Through collaboration with the Recycled Rides program, a nationwide effort that finds and repairs cars to be donated to families in need, Ranken got and then fixed up a 2006 Ford Taurus.
The college’s students spent more than 80 hours working on the car, and such businesses as Esurance and Firestone donated parts and supplies to get the car fully functional. When it became time for the school to pick a recipient for the Taurus, Brown called Bobo and asked him if he wanted a new vehicle.
“I’m like “Do I want a car? Come on Ms. Brown, quit playing’,” Bobo said. Bobo said his mentor then explained about Ranken’s participation in the Recycled Rides program, that Brown had put his name forward to receive the vehicle.
“I feel blessed. I feel honored,” Bobo said. “It’ll help us out a lot.” The Bobo family has been driving an aging Suburban that is less than ideal for Bobo’s daily commute from O’Fallon to University City. In addition to the car, when the students and faculty learned about the Bobo family, many joined forces and purchased presents, including toys, books and a desktop computer, for Antonio, LaTasha and their kids.
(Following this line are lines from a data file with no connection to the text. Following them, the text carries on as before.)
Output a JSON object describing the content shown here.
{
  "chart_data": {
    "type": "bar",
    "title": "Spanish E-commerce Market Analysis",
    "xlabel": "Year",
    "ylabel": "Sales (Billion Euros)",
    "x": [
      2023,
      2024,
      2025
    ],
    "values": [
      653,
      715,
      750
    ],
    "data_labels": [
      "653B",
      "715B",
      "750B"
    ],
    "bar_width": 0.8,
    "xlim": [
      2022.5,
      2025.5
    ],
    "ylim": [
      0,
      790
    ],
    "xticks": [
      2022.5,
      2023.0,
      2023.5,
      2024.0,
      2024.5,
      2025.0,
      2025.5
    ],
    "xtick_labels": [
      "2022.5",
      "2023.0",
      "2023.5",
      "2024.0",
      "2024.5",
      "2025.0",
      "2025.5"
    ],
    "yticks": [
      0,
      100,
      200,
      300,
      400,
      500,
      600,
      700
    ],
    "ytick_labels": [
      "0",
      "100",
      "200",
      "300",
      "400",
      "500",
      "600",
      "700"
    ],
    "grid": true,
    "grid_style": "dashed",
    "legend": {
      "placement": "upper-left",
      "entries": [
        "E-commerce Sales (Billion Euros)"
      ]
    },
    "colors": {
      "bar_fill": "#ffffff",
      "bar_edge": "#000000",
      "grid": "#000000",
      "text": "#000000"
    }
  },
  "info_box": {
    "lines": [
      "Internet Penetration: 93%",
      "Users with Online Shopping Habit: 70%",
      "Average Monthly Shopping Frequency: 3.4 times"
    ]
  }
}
“Our student body has pulled together,” said John Wood, vice president for student success at Ranken. “It's kind of a neat addition to the car giveaway.”
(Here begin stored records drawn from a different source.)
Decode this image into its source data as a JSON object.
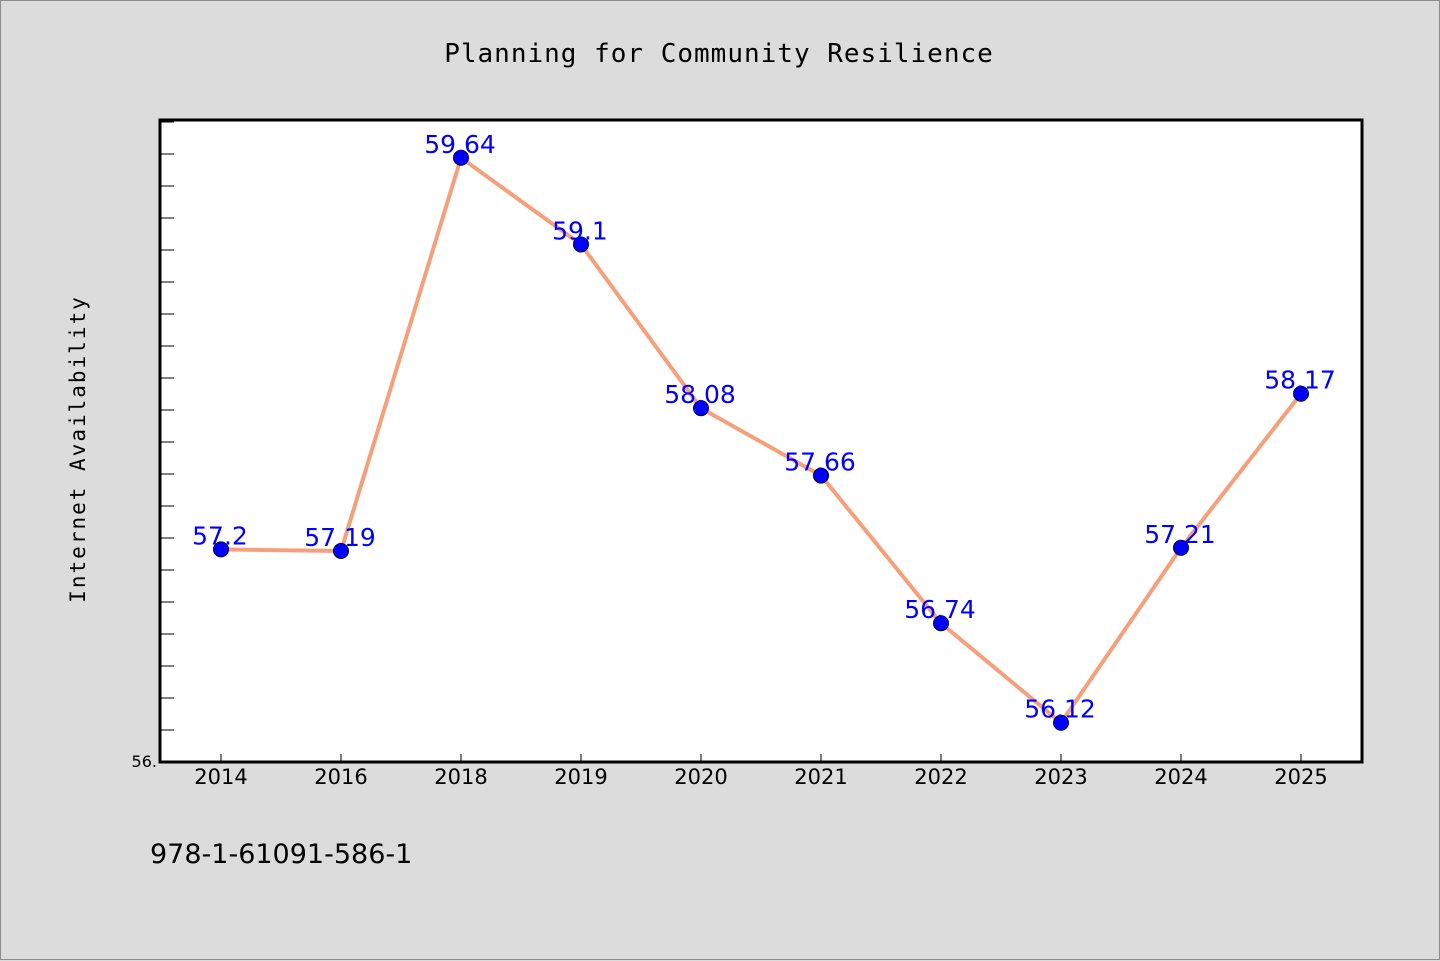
{
  "chart_data": {
    "type": "line",
    "title": "Planning for Community Resilience",
    "ylabel": "Internet Availability",
    "xlabel": "",
    "categories": [
      "2014",
      "2016",
      "2018",
      "2019",
      "2020",
      "2021",
      "2022",
      "2023",
      "2024",
      "2025"
    ],
    "series": [
      {
        "values": [
          57.2,
          57.19,
          59.64,
          59.1,
          58.08,
          57.66,
          56.74,
          56.12,
          57.21,
          58.17
        ],
        "point_labels": [
          "57.2",
          "57.19",
          "59.64",
          "59.1",
          "58.08",
          "57.66",
          "56.74",
          "56.12",
          "57.21",
          "58.17"
        ]
      }
    ],
    "ylim": [
      56.0,
      60.0
    ],
    "ytick_label": "56.",
    "grid": false,
    "line_color": "#f5a07a",
    "marker_color": "#0000ff",
    "label_color": "#0000ff"
  },
  "footer": {
    "isbn": "978-1-61091-586-1"
  }
}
Bobo said he and his wife are focusing on raising their kids in a loving environment, and that he wants them to avoid the mistakes that he made. It’s his past, however, that Bobo feels gives him the tools to be a better father and role model for his kids.
“Someone told me that you can’t have a testimony without a test,” Bobo said. “The things from my past must define me, but [also] give me a clear outlook of what my future shouldn’t be, and what I want better for my kids.”